Methods: Genotypes of 1000 Chinese colorectal cancer patients and 1300 controls were determined by PCR-based restriction fragment length polymorphism or tetra-primer amplification refractory mutation system-PCR. Associations with risk of colorectal cancer were estimated by unconditional logistic regression.

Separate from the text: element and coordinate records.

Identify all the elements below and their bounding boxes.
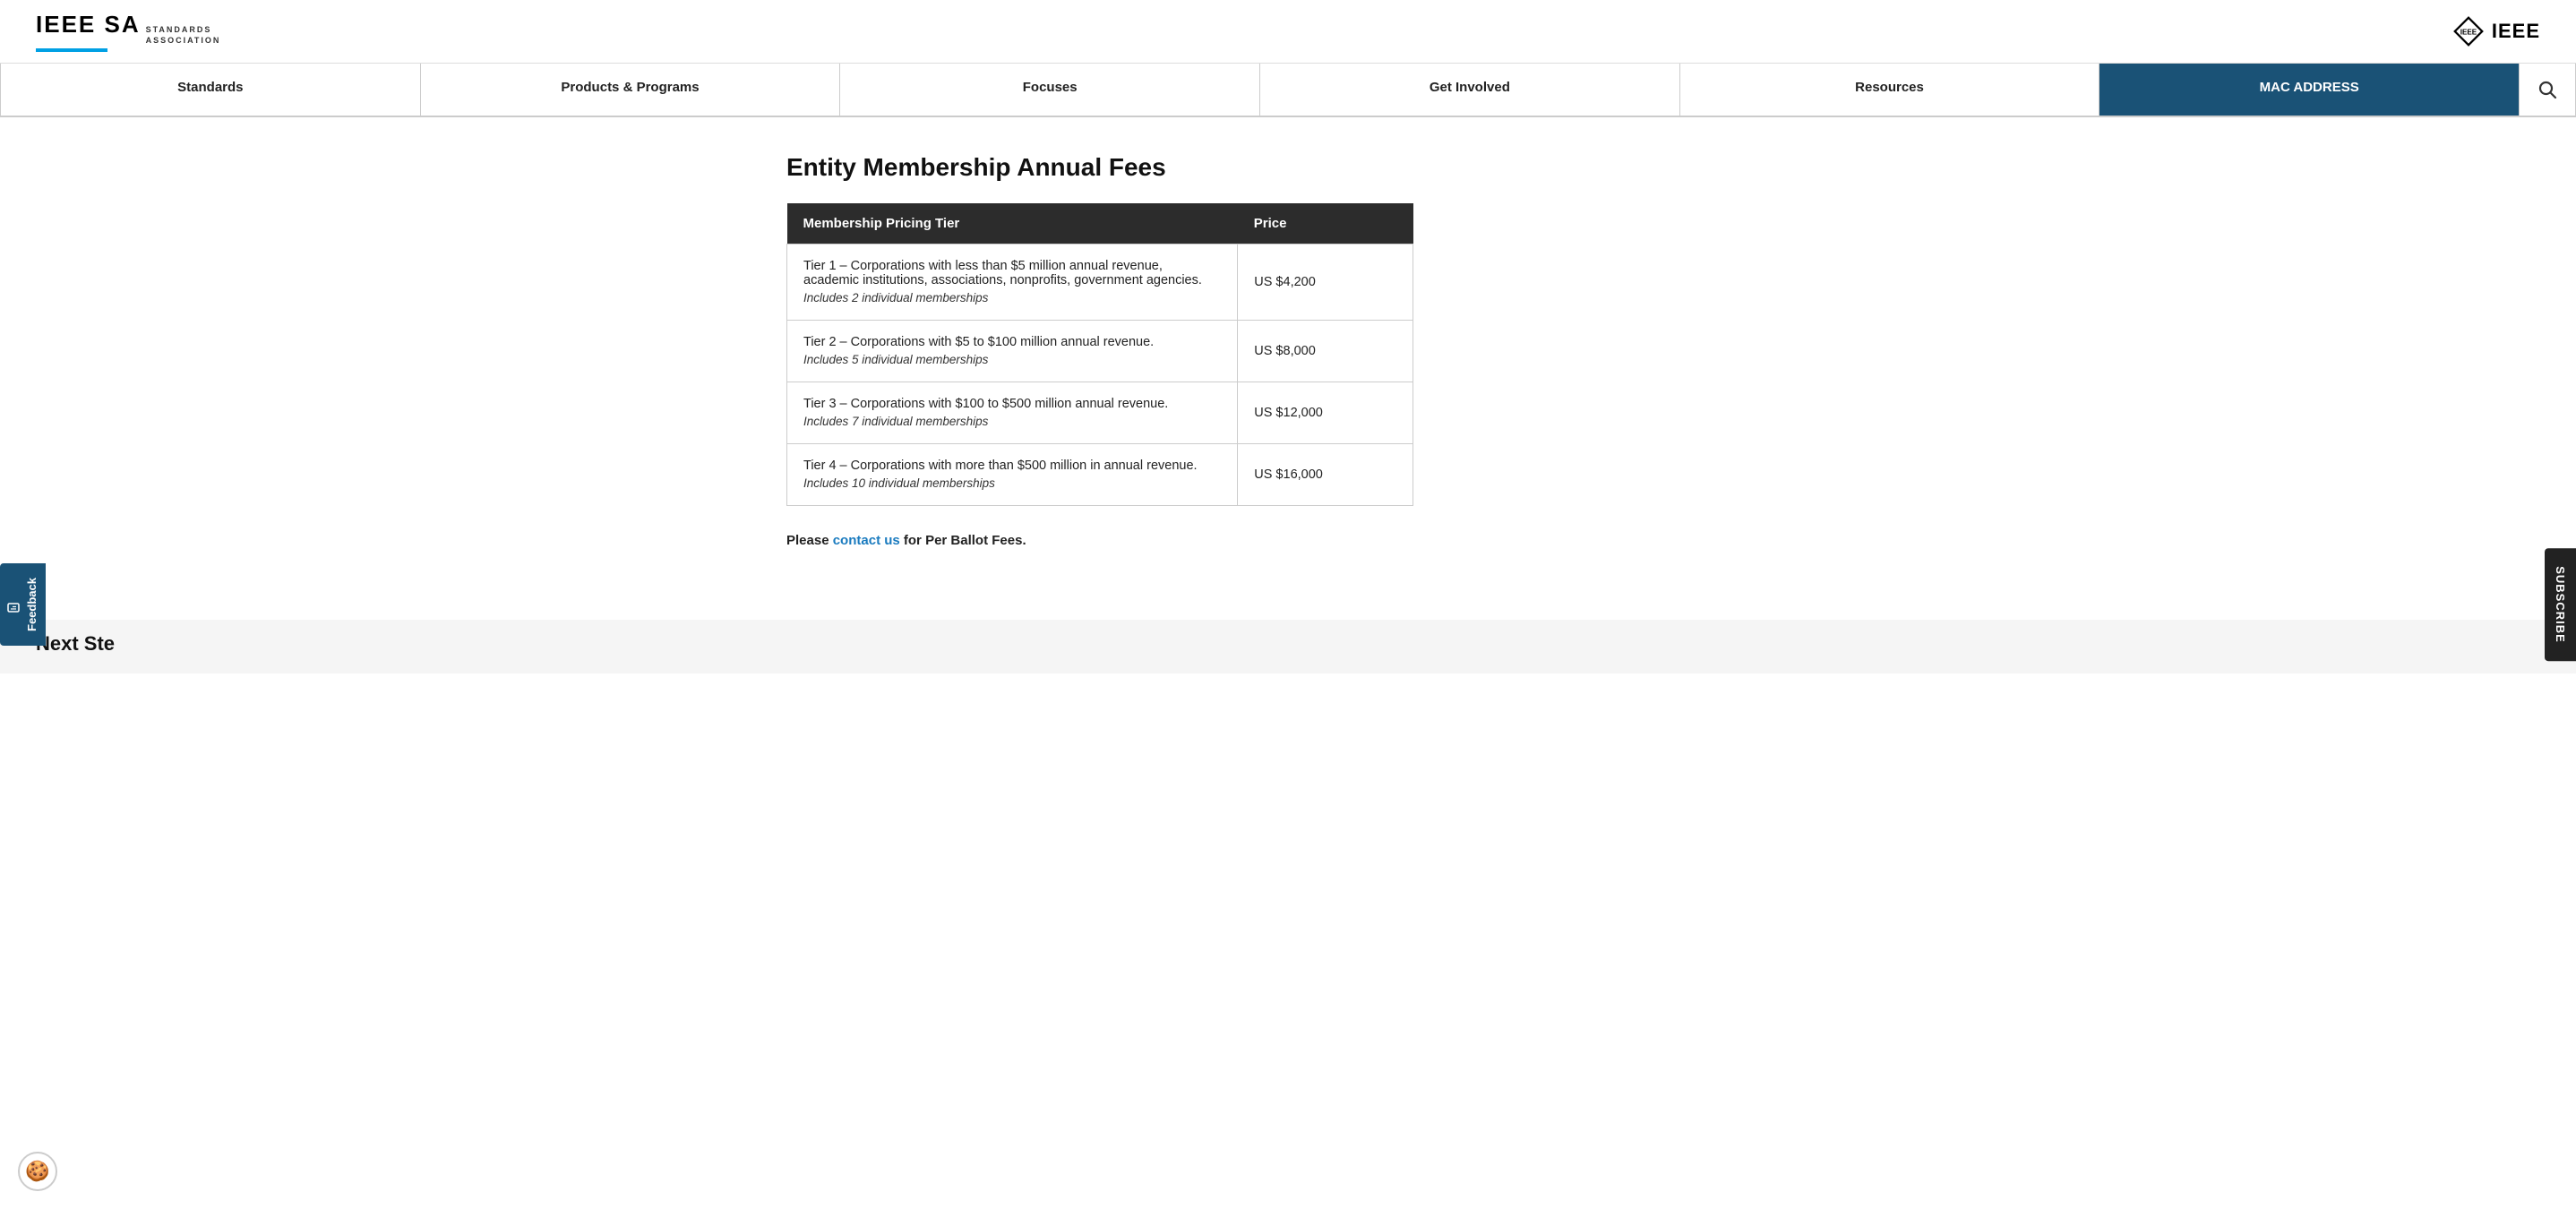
standards-association-text: STANDARDS ASSOCIATION [146, 25, 221, 46]
page-title: Entity Membership Annual Fees [786, 153, 1790, 182]
ieee-logo: IEEE IEEE [2452, 15, 2540, 47]
table-row: Tier 3 – Corporations with $100 to $500 … [787, 382, 1413, 444]
tier-cell-0: Tier 1 – Corporations with less than $5 … [787, 244, 1238, 321]
table-row: Tier 4 – Corporations with more than $50… [787, 444, 1413, 506]
tier-description-3: Tier 4 – Corporations with more than $50… [803, 459, 1221, 473]
ballot-note-prefix: Please [786, 533, 833, 548]
feedback-label: Feedback [25, 578, 39, 631]
tier-cell-2: Tier 3 – Corporations with $100 to $500 … [787, 382, 1238, 444]
table-row: Tier 2 – Corporations with $5 to $100 mi… [787, 321, 1413, 382]
tier-includes-1: Includes 5 individual memberships [803, 353, 988, 366]
nav-resources[interactable]: Resources [1680, 64, 2100, 116]
table-header-tier: Membership Pricing Tier [787, 203, 1238, 244]
cookie-consent-button[interactable]: 🍪 [18, 1152, 57, 1191]
nav-products-programs[interactable]: Products & Programs [421, 64, 841, 116]
nav-focuses[interactable]: Focuses [840, 64, 1260, 116]
tier-includes-3: Includes 10 individual memberships [803, 476, 995, 490]
blue-accent-bar [36, 48, 107, 52]
svg-text:IEEE: IEEE [2460, 29, 2477, 37]
ballot-note-suffix: for Per Ballot Fees. [900, 533, 1026, 548]
ieee-diamond-icon: IEEE [2452, 15, 2485, 47]
price-cell-1: US $8,000 [1238, 321, 1413, 382]
ballot-note: Please contact us for Per Ballot Fees. [786, 533, 1790, 548]
search-icon [2537, 80, 2557, 99]
price-cell-0: US $4,200 [1238, 244, 1413, 321]
logo-area: IEEE SA STANDARDS ASSOCIATION [36, 11, 220, 52]
ieee-sa-logo: IEEE SA STANDARDS ASSOCIATION [36, 11, 220, 52]
feedback-icon [7, 600, 20, 613]
tier-description-1: Tier 2 – Corporations with $5 to $100 mi… [803, 335, 1221, 349]
tier-cell-3: Tier 4 – Corporations with more than $50… [787, 444, 1238, 506]
subscribe-tab[interactable]: SUBSCRIBE [2545, 548, 2576, 661]
price-cell-2: US $12,000 [1238, 382, 1413, 444]
next-steps-section: Next Ste [0, 620, 2576, 673]
ieee-sa-text: IEEE SA [36, 11, 141, 39]
contact-us-link[interactable]: contact us [833, 533, 900, 548]
pricing-table: Membership Pricing Tier Price Tier 1 – C… [786, 203, 1413, 506]
subscribe-label: SUBSCRIBE [2554, 566, 2567, 643]
tier-includes-0: Includes 2 individual memberships [803, 291, 988, 304]
tier-description-0: Tier 1 – Corporations with less than $5 … [803, 259, 1221, 287]
site-header: IEEE SA STANDARDS ASSOCIATION IEEE IEEE [0, 0, 2576, 64]
nav-get-involved[interactable]: Get Involved [1260, 64, 1680, 116]
tier-cell-1: Tier 2 – Corporations with $5 to $100 mi… [787, 321, 1238, 382]
tier-description-2: Tier 3 – Corporations with $100 to $500 … [803, 397, 1221, 411]
table-row: Tier 1 – Corporations with less than $5 … [787, 244, 1413, 321]
table-header-price: Price [1238, 203, 1413, 244]
price-cell-3: US $16,000 [1238, 444, 1413, 506]
nav-standards[interactable]: Standards [0, 64, 421, 116]
main-nav: Standards Products & Programs Focuses Ge… [0, 64, 2576, 117]
nav-mac-address[interactable]: MAC ADDRESS [2099, 64, 2520, 116]
feedback-tab[interactable]: Feedback [0, 563, 46, 646]
next-steps-label: Next Ste [36, 632, 115, 656]
tier-includes-2: Includes 7 individual memberships [803, 415, 988, 428]
nav-search-button[interactable] [2520, 64, 2576, 116]
cookie-icon: 🍪 [25, 1160, 49, 1183]
main-content: Entity Membership Annual Fees Membership… [751, 117, 1825, 620]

Results: An increased colorectal cancer risk associated with the MDM2 GG [odds ratio (OR) = 2.06, 95% confidence interval (CI) = 1.62-2.62] or TG (OR = 1.31, 95% CI = 1.06-1.62) genotype was observed compared with the TT genotype. No association was found between p53 polymorphism and risk of the cancer, with the ORs being 0.87 (95% CI = 0.68-1.11) for the Pro/Pro and 0. 85 (95% CI = 0.70-1.04) for the Arg/Pro genotype compared with the Arg/Arg genotype. However, combined analysis of MDM2 and p53 polymorphisms showed that compared with subjects carrying both MDM2 TT and p53 Arg/Arg genotypes, the OR for subjects carrying both MDM2 GG and p53 Pro/Pro genotypes was 2.75 (95% CI = 1.60-4.70), significantly higher than that for subjects carrying both MDM2 TT and p53 Pro/Pro genotypes (OR = 1.09, 95% CI = 0.63-1.88).
Conclusion: These results suggest that genetic polymorphism in MDM2 may be associated with susceptibility to colorectal cancer in a Chinese population.